A constant line of sight doesnt have a constant heading anyway. That cannot be the source of this error.
The tip about drift cutout is very useful - I dont think BMS reflects that presently.
-
nooooo its back
Nothing had changed in this area
Please fly 30kt crosswind to show if there is a problem
Here I just see what could be a rounding issue
-
The one thing that is clear from the above is that I shall not call it the tadpole or GCSC anymore. Herm the Sperm it will be for now on.
-
Tadpole placement represents GC steering error by position relative to FPM. There’s nothing wind corrected about it. When GCSC is on FPM that’s zero GC steering error by construction. Since GCSC-FPM relative position is how the steering error is expressed then putting the thing on the thing works the same, drift c/o or not. The GCSC tail however might not be perfectly vertical at thing-on-thing alignment. At no steering error you might have a relative bearing to steerpoint other than 12 o’clock in a crosswind.

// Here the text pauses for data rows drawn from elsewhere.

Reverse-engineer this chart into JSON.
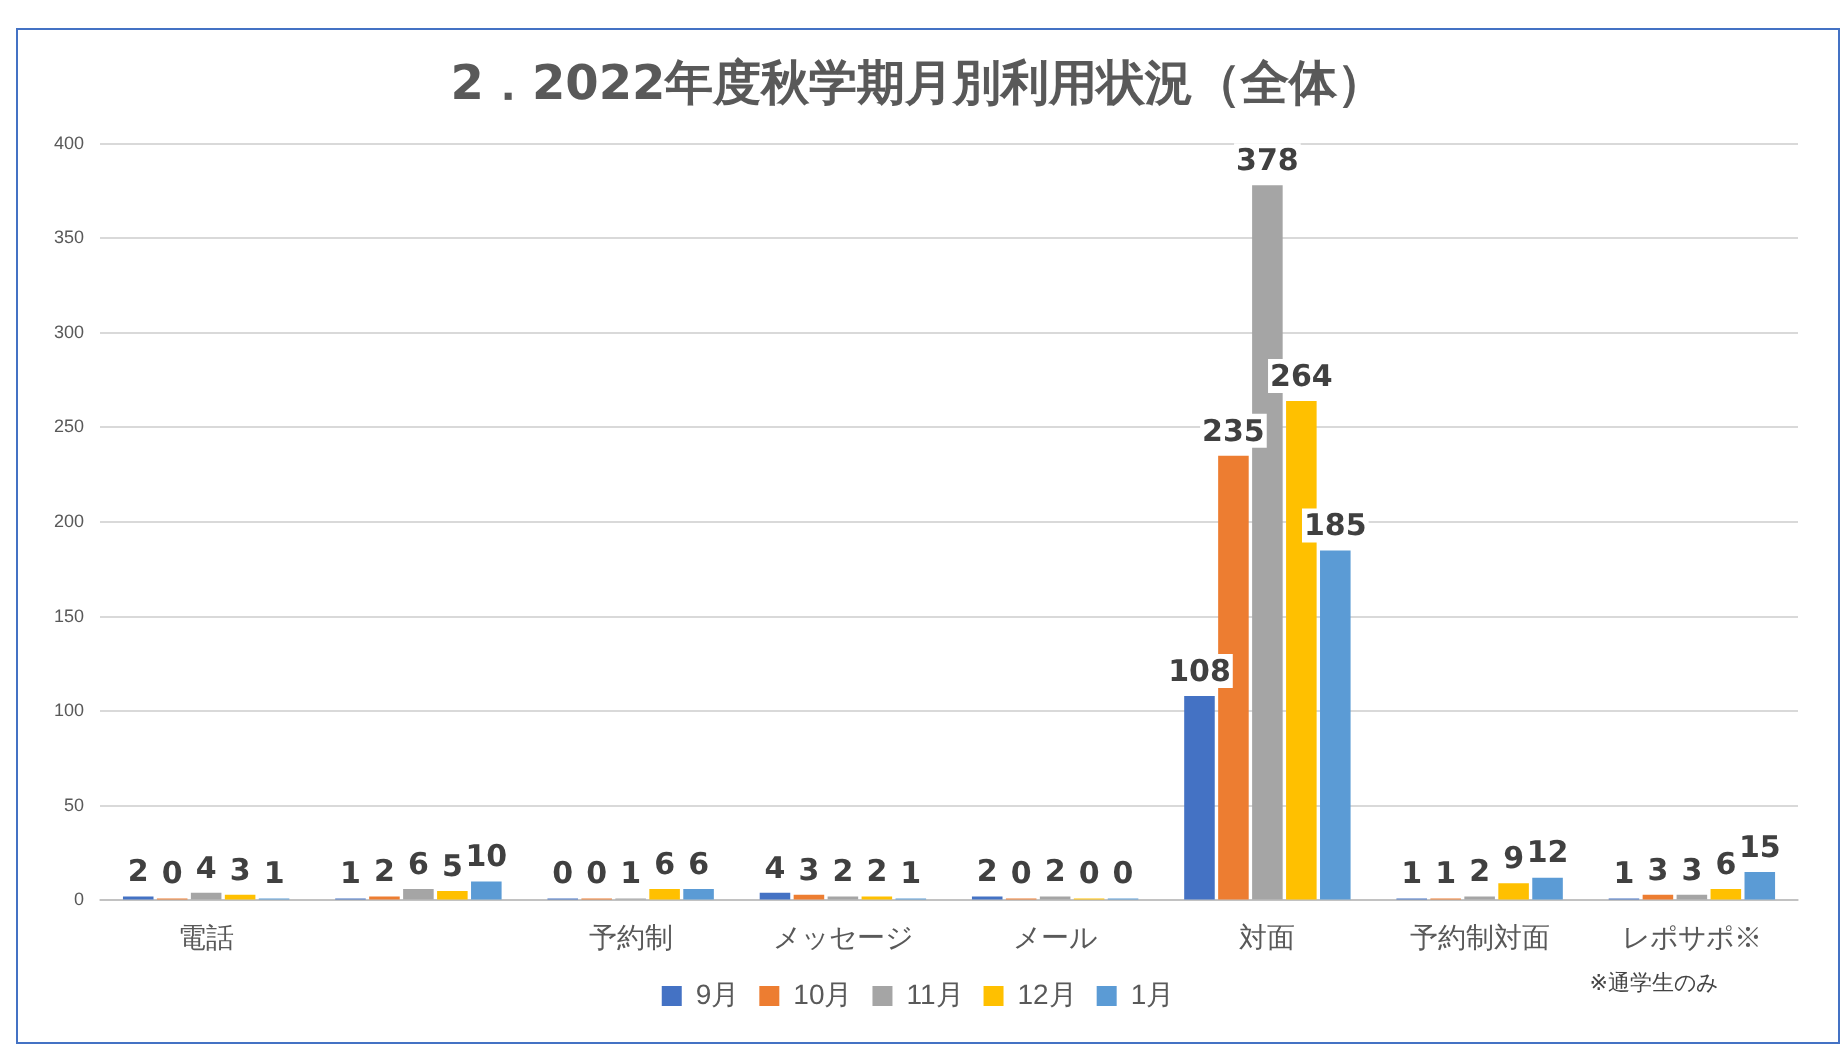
{
  "chart_data": {
    "type": "bar",
    "title": "2．2022年度秋学期月別利用状況（全体）",
    "categories": [
      "電話",
      null,
      "予約制",
      "メッセージ",
      "メール",
      "対面",
      "予約制対面",
      "レポサポ※"
    ],
    "series": [
      {
        "name": "9月",
        "color": "#4472c4",
        "values": [
          2,
          1,
          0,
          4,
          2,
          108,
          1,
          1
        ]
      },
      {
        "name": "10月",
        "color": "#ed7d31",
        "values": [
          0,
          2,
          0,
          3,
          0,
          235,
          1,
          3
        ]
      },
      {
        "name": "11月",
        "color": "#a5a5a5",
        "values": [
          4,
          6,
          1,
          2,
          2,
          378,
          2,
          3
        ]
      },
      {
        "name": "12月",
        "color": "#ffc000",
        "values": [
          3,
          5,
          6,
          2,
          0,
          264,
          9,
          6
        ]
      },
      {
        "name": "1月",
        "color": "#5b9bd5",
        "values": [
          1,
          10,
          6,
          1,
          0,
          185,
          12,
          15
        ]
      }
    ],
    "ylim": [
      0,
      400
    ],
    "yticks": [
      0,
      50,
      100,
      150,
      200,
      250,
      300,
      350,
      400
    ],
    "grid": "y",
    "legend": "bottom",
    "data_labels": true,
    "annotations": [
      "※通学生のみ"
    ]
  }
}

I have read however that the steerpoint diamond isn’t rendered on the HUD with the same care as the GCSC and can be wrong at long distances. Falcon isn’t a spherical navigation environment and I seriously doubt the code is copy-pasted from the real jet as we’d have a lot more noticeable discrepancies. For fun real world Kunsan-Pusan is calculated constant azimuth and GC:
291.64° initial
290.29° final
290.97° constant directionThat’s a 124NM path and up to about ~1° difference from sitting in the middle which would be noticeable on the HUD as a diamond misalignment. That shouldn’t happen in a flat Falcon Earth of course as GC and constant az solutions are one and the same.
-
Seems to be working now. Perhaps it was just a small amount of roll, or a heading misalignment, or something. Pendulum effect perhaps.
Although according to FoxThreeTwoShip above, the current DRIFT C/O mechanism is incorrect.
-
Great circle route (shortest route) vs constant bearing route (loxodrome or Rhumb line).
On the two pictures below, the shortest route is the red route. The constant bearing is the blue route:
To get something more visual go there: http://www.sciences.univ-nantes.fr/sites/genevieve_tulloue/Meca/RefTerre/Orthodromie1.php
… Clic Orthodromie (9729Km) and then Loxodromie (11354Km).
-
Pretty sure no one is confused between great circles and rhumb lines, but that is quite visual enough.
-
Pretty sure no one is confused between great circles and rhumb lines, but that is quite visual enough.
… I’ve just seen the opportunity to give some info for ppl who are not familiar with this. Not everybody here are professionals.